Jessup Team at their recent national competition, holding the first place trophy

The law school’s Jessup International Law Moot Court team (composed of Elise Manchester, Will Baker, Ellie Buerk, Brianna Schmidt and Naomi Matthusen) took 1st place at the National Competition held on Feb. 29—March 3, 2024 in Portland, Oregon, earning a berth in the International Rounds in D.C. in April. The Case Western Reserve team also won the award for the 2nd best brief. Brianna Schmidt won the 2nd best speaker award, Will Baker won the 7th best speaker award and Ellie Buerk won the 11th best speaker award out of 144 speakers from 36 law schools. 

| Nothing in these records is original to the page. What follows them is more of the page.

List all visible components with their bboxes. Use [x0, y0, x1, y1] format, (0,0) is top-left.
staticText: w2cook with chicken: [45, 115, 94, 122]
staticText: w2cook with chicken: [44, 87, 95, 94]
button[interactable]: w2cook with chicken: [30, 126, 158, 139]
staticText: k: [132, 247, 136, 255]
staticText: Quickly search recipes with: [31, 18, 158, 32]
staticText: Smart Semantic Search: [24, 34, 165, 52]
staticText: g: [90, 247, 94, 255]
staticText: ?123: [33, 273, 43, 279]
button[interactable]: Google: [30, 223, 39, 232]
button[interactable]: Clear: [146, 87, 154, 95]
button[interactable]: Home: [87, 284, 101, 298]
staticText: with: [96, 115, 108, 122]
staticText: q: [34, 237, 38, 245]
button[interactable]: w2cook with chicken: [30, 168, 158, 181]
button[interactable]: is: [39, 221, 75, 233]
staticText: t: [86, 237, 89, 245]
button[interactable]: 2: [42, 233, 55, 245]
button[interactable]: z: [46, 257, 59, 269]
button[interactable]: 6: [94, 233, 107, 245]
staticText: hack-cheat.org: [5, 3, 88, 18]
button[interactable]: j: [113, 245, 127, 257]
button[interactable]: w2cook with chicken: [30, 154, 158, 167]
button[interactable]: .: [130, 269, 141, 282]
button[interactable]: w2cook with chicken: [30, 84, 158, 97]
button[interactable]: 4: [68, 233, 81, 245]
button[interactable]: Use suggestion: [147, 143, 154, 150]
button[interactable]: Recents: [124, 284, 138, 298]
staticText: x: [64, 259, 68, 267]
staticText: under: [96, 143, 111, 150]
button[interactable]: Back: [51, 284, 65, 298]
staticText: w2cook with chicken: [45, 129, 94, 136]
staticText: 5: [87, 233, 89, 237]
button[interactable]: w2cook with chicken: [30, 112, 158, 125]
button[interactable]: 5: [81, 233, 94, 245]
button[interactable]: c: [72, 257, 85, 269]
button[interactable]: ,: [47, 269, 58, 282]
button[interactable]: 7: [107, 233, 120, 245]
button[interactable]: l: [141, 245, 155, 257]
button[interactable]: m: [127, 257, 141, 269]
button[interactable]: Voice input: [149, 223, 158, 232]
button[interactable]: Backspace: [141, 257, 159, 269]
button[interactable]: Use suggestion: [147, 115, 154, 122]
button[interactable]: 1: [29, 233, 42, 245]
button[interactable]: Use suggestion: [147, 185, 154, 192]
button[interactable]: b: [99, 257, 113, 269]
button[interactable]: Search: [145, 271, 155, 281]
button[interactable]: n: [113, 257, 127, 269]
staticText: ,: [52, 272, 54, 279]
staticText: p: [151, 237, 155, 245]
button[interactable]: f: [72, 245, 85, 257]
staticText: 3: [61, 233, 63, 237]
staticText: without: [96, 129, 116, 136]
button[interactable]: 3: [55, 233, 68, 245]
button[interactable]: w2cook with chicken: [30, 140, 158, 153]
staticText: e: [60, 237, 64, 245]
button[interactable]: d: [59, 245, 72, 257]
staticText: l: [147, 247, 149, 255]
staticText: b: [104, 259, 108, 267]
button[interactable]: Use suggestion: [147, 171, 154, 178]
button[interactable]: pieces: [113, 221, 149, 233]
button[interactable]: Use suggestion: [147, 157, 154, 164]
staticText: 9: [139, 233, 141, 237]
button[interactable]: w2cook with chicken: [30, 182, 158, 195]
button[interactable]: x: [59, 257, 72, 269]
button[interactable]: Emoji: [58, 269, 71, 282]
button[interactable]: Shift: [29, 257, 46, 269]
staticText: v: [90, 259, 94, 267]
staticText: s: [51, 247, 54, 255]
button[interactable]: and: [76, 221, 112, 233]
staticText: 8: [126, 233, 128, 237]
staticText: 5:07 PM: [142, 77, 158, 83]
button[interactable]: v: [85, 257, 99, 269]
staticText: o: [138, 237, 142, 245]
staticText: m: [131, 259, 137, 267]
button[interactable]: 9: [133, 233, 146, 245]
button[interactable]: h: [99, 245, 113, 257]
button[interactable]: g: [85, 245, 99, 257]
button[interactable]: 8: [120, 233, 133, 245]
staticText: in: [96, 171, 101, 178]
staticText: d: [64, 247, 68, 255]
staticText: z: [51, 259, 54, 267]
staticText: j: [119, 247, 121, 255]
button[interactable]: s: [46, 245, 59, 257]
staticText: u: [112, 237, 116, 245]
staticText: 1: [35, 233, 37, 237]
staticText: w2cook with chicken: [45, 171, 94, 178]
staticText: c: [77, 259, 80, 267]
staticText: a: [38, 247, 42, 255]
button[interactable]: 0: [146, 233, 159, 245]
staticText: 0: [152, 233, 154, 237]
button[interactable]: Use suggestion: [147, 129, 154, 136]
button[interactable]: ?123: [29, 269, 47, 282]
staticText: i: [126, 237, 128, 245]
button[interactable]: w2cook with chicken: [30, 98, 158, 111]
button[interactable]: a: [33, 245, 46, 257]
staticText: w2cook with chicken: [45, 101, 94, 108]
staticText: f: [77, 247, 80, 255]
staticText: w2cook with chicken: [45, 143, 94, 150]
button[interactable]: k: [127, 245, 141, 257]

Established 60 years ago by the International Law Students Association, the Philip C. Jessup Competition is the oldest and most prestigious international law moot court in the world. This year, instead of six regionals, the International Law Students Association held two simultaneous national Jessup tournaments — in Portland and New Orleans. In Portland, the Case Western Reserve team went undefeated in the preliminary rounds, beating Louisiana State, Mitchell Hamline, Washburn and University of Texas. They went on to defeat California Western in the Sweet Sixteen, UC Berkeley in the Elite Eight and Temple in the Final Four. They then beat Washington University in the finals for the National Championship (West Super Regional).

This is the sixth year in a row that the Case Western Reserve team has made it to the Jessup International Rounds, where last year they ranked second best in the world after the preliminary rounds, won the third best brief award and Elise Manchester won the best overall speaker award. Case Western Reserve won the Jessup World Championship in 2008, making it just one of two U.S. law schools to win (the other is Harvard) the prestigious Jessup Cup in the past twenty years. 

The Case Western Reserve Jessup team is coached by Co-Dean Michael Scharf and alumna Liz Safier of Squire Patton Boggs. Several faculty and alumni benched 18 practice rounds leading to the competition. This year’s problem involves a dispute between two fictional countries concerning the deprivation of nationality of environmental protesters, the refusal to permit a Security-Council-appointed expert to meet with the protesters, and the non-recognition of purchased citizenship.

Congratulations to the Jessup team, its co-coaches and the faculty and alumni who assisted in their preparation!